Kusentuh rambutnya yang halus. Ia hanya memandangku tanpa berkata apa-apa. Ia hanya diam saat aku berjalan mendekat, mendekat, dan saat kuletakkan tanganku di punggungnya. Ia hanya diam saat aku mendekapnya, sama seperti petang di musim panas waktu itu.

"Cliff…?" tanyanya pelan. Kemudian ia mengelus-elus kepalaku seperti berusaha menenangkan diriku yang gemetar diliputi kepiluan, seperti ibu yang sedang menghadapi putranya yang bersedih. Kubenamkan dirinya lebih padaku.

Aku tidak keberatan akan apa pun, asalkan aku bisa melihatnya tersenyum senang. Aku juga tidak akan berkeberatan saat melihat Kai dengan main-main menggandeng tangan gadis itu di musim panas di masa yang telah lama hilang. Aku tidak akan keberatan saat melihat gadis itu tertawa-tawa bahagia sambil melambaikan tangannya ke arah pria yang tidak akan lagi datang itu. Aku tidak akan keberatan. Tidak akan, karena aku telah membunuh perasaan ini sejak lama.

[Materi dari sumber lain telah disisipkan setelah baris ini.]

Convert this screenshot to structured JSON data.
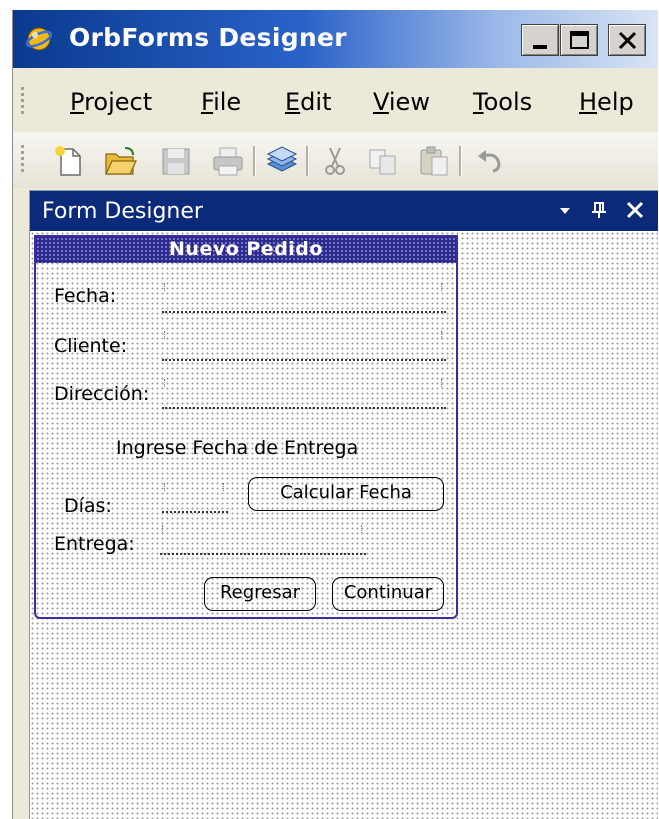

Namun kini, aku mengutuki diriku. Aku telah berbohong pada diriku sendiri selama ini. Mungkin, aku hanya menguncinya rapat-rapat di suatu ruang gelap di dalamku, dan berpikir bahwa aku telah membunuhnya dengan demikian.

"Jangan hanyut lagi," kataku, dan sebutir tetesan mengalir di pipiku. Kudekap erat tubuhnya. "Kembalilah, Claire."